A second organizational task identified by self-help group founders was finding adequate meeting locations. Counselors often are knowledgeable about accessible, cost-free meeting locations. With a limited amount of effort, counselors can suggest to founders a number of meeting locations, allowing them to decide which would fit their needs.

Connecting With Groups and the Local Community

Counselors are very knowledgeable about community resources. Self-help groups represent another resource for counselors’ clients and patients. By maintaining information about self-help groups, counselors can help new groups by referring clients and patients.

Strong relationships with community organizations and professional gatekeepers can help newly developing groups receive much-needed referrals from other sources. Counselors are particularly well suited for helping group founders make these connections due to their knowledge of local social services, organizations, and professionals.
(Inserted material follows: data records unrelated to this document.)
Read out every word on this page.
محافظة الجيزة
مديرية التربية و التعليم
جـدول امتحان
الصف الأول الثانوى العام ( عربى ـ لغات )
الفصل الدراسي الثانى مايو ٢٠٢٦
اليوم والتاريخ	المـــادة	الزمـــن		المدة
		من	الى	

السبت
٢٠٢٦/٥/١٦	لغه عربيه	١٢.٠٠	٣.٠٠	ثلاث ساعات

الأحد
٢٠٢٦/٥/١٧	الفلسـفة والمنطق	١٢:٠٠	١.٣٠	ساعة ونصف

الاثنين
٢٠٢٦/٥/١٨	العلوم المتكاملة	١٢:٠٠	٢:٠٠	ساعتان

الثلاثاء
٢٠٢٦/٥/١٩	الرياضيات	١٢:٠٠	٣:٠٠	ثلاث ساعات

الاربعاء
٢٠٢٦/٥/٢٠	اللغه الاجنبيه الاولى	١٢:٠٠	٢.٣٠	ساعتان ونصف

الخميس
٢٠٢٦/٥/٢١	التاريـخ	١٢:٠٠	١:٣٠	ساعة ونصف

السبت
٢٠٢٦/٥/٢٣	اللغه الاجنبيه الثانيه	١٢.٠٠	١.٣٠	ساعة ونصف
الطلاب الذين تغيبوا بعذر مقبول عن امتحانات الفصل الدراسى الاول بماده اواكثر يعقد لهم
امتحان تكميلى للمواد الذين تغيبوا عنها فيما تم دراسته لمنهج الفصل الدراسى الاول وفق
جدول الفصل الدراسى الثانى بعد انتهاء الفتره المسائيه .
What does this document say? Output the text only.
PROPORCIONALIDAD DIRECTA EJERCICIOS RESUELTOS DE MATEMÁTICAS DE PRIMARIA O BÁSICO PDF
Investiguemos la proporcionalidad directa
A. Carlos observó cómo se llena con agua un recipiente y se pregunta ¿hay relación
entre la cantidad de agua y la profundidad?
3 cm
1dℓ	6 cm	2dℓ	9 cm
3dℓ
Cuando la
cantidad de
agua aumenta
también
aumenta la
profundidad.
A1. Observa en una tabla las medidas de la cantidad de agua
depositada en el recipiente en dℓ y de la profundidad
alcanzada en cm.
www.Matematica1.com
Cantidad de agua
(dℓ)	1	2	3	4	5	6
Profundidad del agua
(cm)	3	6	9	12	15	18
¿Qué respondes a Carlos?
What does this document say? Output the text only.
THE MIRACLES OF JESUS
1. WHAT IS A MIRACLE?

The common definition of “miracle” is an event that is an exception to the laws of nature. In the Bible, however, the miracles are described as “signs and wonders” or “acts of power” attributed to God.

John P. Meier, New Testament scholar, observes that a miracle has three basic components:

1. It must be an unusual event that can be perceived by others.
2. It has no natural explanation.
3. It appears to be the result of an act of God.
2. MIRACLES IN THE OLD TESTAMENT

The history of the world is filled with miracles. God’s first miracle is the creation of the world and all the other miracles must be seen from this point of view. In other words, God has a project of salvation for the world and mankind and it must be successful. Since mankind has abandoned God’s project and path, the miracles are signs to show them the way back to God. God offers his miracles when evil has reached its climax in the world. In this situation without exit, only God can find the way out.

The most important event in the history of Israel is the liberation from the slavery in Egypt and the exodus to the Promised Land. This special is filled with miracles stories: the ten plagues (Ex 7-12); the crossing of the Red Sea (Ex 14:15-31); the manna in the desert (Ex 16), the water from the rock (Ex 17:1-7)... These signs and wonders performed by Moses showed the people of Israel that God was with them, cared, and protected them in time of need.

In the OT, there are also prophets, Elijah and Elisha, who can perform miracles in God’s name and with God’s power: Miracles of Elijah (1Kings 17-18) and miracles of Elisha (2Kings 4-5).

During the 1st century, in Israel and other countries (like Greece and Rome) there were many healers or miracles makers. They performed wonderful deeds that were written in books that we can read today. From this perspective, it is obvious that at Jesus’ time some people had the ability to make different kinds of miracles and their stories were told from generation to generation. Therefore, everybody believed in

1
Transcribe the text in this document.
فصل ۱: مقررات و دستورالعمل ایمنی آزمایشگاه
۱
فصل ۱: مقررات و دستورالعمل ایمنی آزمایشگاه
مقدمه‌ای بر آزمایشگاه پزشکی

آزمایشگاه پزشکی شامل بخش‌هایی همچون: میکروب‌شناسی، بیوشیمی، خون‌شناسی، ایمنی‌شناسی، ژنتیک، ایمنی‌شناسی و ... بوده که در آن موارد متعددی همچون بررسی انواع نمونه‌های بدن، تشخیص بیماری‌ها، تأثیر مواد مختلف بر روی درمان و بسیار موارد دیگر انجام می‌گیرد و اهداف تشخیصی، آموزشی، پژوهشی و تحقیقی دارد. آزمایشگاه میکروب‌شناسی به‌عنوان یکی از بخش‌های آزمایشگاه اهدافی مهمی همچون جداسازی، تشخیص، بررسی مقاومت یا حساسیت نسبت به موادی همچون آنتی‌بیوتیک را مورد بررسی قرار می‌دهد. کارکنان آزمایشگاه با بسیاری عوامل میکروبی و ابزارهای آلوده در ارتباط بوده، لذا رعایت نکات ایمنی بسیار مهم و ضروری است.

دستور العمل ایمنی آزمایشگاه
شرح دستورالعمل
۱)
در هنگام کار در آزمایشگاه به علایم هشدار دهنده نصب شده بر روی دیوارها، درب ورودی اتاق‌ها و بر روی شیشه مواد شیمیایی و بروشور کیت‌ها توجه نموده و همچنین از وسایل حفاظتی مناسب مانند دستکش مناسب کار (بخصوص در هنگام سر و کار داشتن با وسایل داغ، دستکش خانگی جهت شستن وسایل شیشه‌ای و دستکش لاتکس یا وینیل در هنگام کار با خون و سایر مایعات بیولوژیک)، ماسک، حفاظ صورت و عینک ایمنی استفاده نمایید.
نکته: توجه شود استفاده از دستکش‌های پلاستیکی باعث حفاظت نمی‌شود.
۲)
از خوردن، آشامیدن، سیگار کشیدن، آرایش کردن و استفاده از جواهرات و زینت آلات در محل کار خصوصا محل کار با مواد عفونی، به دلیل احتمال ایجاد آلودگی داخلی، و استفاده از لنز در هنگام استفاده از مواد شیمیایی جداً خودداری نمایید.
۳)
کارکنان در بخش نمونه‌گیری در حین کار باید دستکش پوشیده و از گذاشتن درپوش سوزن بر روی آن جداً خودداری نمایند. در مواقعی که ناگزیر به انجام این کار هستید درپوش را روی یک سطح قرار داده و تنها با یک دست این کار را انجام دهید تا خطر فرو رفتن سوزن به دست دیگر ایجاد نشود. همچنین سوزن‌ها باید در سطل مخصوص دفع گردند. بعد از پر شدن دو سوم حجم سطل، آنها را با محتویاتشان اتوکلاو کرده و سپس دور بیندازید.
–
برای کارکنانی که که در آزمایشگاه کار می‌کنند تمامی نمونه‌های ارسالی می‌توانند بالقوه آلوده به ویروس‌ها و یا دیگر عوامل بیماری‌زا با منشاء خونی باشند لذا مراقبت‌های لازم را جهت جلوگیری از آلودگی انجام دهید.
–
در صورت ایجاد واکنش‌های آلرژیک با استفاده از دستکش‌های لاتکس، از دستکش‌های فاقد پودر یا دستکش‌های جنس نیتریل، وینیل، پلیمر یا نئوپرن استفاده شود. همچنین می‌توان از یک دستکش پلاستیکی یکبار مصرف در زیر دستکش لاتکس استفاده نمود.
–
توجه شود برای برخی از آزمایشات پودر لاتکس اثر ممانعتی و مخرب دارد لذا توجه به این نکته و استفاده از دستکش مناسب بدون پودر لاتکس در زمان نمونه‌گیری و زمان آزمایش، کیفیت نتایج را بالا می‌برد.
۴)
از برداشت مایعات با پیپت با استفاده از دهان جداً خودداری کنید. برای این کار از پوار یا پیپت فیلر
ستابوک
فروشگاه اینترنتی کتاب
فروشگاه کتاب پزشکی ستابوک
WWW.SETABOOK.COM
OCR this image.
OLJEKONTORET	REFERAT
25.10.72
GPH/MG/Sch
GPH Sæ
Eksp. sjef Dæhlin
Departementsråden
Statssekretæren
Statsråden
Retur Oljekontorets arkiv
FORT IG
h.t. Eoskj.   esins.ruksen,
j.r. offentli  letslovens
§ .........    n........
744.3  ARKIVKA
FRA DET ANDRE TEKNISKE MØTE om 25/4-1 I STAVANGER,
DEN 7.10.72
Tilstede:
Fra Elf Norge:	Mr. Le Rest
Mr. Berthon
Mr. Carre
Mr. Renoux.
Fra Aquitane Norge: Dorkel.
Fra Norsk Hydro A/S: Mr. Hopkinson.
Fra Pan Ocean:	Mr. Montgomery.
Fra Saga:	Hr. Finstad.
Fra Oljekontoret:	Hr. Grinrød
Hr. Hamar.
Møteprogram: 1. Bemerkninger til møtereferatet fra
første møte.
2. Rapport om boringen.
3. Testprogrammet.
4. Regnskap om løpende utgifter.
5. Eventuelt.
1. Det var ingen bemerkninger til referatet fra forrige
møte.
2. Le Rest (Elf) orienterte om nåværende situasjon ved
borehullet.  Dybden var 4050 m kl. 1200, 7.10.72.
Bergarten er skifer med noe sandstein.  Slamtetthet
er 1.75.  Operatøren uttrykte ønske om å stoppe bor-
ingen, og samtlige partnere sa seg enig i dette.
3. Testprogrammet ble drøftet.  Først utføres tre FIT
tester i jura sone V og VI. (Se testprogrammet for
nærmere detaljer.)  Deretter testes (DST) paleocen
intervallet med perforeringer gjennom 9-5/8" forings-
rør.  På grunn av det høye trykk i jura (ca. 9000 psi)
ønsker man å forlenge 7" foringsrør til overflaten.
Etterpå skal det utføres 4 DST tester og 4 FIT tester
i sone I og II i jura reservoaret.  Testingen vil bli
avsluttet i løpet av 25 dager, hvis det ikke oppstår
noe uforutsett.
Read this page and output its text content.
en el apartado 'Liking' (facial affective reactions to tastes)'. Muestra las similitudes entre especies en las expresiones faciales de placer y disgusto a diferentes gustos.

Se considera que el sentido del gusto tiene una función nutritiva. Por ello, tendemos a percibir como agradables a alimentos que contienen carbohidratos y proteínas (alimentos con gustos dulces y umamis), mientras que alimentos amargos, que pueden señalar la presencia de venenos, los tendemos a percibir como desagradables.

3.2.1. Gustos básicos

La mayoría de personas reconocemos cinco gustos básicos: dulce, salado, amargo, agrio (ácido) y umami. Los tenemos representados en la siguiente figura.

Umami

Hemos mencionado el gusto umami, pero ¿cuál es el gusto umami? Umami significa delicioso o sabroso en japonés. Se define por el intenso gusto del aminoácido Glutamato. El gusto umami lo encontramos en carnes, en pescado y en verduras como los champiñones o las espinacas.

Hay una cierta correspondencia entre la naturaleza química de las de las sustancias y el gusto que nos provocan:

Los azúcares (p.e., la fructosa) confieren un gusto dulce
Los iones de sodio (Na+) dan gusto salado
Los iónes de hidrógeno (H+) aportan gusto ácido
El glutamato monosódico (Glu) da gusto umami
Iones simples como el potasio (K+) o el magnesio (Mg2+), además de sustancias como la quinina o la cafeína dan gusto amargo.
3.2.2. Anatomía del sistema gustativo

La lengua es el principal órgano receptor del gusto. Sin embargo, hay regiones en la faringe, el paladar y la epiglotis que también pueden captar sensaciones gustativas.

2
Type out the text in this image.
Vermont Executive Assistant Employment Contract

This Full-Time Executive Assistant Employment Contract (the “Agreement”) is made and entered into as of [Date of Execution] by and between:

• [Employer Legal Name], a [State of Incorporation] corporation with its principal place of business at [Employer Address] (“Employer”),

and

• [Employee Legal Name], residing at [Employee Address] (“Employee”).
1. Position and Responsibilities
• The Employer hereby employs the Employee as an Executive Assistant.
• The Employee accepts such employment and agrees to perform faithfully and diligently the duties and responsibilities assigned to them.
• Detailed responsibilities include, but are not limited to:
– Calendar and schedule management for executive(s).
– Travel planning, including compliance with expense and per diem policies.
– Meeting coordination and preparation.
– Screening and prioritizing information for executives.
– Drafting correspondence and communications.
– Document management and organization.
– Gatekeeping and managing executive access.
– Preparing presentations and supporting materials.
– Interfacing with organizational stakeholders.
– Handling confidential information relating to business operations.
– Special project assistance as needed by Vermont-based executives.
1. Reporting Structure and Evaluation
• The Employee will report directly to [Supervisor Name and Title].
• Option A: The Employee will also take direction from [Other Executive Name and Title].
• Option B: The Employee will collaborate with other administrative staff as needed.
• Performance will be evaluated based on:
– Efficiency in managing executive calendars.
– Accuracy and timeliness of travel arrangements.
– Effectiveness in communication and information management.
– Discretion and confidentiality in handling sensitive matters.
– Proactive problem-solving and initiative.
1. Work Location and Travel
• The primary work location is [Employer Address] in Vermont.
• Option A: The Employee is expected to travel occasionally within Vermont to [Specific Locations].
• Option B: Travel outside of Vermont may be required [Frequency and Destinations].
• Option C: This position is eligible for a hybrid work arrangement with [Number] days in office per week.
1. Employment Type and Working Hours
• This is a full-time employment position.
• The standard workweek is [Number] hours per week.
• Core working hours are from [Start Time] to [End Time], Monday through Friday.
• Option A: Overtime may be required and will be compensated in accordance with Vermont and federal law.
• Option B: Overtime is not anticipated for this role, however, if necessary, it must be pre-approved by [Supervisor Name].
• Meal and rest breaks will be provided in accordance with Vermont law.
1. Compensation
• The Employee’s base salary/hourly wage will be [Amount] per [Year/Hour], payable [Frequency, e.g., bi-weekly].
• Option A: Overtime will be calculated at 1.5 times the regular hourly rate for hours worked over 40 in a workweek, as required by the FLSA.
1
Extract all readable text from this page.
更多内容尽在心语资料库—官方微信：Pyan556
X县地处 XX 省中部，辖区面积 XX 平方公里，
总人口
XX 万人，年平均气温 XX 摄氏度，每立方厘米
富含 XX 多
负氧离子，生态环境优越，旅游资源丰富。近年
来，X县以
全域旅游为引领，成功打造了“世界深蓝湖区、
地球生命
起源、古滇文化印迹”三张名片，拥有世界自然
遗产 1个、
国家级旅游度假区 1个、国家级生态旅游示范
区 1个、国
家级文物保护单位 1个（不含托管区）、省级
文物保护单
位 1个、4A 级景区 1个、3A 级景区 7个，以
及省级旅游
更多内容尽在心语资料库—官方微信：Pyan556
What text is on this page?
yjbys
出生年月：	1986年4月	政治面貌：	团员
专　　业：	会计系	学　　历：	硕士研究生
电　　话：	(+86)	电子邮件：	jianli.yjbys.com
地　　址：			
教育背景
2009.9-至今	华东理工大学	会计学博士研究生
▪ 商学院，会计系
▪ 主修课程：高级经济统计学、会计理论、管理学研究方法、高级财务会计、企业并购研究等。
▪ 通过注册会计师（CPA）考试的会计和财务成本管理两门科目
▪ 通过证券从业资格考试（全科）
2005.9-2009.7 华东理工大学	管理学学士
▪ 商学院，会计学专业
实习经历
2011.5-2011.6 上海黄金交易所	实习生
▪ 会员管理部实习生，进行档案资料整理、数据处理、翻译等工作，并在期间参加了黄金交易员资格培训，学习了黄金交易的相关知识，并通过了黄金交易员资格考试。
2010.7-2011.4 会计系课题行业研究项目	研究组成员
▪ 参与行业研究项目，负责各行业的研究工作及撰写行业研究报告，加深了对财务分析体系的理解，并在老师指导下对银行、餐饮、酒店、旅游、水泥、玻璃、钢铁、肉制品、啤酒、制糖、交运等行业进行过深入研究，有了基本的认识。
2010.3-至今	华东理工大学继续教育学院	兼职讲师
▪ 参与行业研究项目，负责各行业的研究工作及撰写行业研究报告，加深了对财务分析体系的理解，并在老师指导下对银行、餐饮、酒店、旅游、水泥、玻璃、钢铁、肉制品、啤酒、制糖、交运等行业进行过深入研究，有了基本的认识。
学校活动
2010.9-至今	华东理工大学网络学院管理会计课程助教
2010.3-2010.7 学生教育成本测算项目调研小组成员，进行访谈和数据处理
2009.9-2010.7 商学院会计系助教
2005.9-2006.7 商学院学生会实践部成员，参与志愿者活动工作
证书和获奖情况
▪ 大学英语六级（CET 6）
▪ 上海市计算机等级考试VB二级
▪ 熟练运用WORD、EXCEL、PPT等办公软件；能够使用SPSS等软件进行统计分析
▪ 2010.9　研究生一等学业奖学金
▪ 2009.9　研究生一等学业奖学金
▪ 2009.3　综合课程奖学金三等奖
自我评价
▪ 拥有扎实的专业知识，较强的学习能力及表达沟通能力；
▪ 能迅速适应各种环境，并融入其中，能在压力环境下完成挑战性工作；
Self-help groups are a useful complement to the services of health and mental health professionals, providing participants with opportunities to learn, grow, and help others. These groups are effective in improving the outcomes of participants, especially considering that they are free.

References:

  1. Kessler, R. C., Mickelson, K. D., & Zhao, S. (1997). Patterns and correlates of self-help group membership in the United States. Social Policy, 27(3), 27—46.
  2. Kyrouz, E. M., Humphreys, K., & Loomis, C. (2002). A review of research on the effectiveness of self-help mutual aid groups. In B. J. White & E. J. Madara (Eds.), American self-help clearinghouse self-help group sourcebook (7th ed., pp. 71-85). Cedar Knolls, NJ: American Self-Help Group Clearinghouse.
  3. Powell, T. J. (1990). Differences between national self-help organizations and local self-help groups: Implication for members and professionals. In T. J. Powell (Ed.), Working with self-help. Silver Springs, MD: NASW Press.
  4. Schubert, M. A., & Borkman, T. J. (1991). An organizational typology for self-help groups. American Journal of Community Psychology, 19, 769-787.
  5. Shepherd, M., Shoenberg, M., Slavich, S., Wituk, S., Warren, M., & Meissen, G. (1999). The continuum of professional involvement in self-help groups. Journal of Community Psychology, 27, 39-53.
  6. White, B. J., & Madara, E. J. (1998). The self-help sourcebook. Denville, NJ: Northwest Covenant Medical Center.
  7. Wituk, S., Shepherd, M., Warren, M., & Meissen, G. (2002). Key ingredients contributing to the survival of self-help groups. American Journal of Community Psychology, 30, 349-366.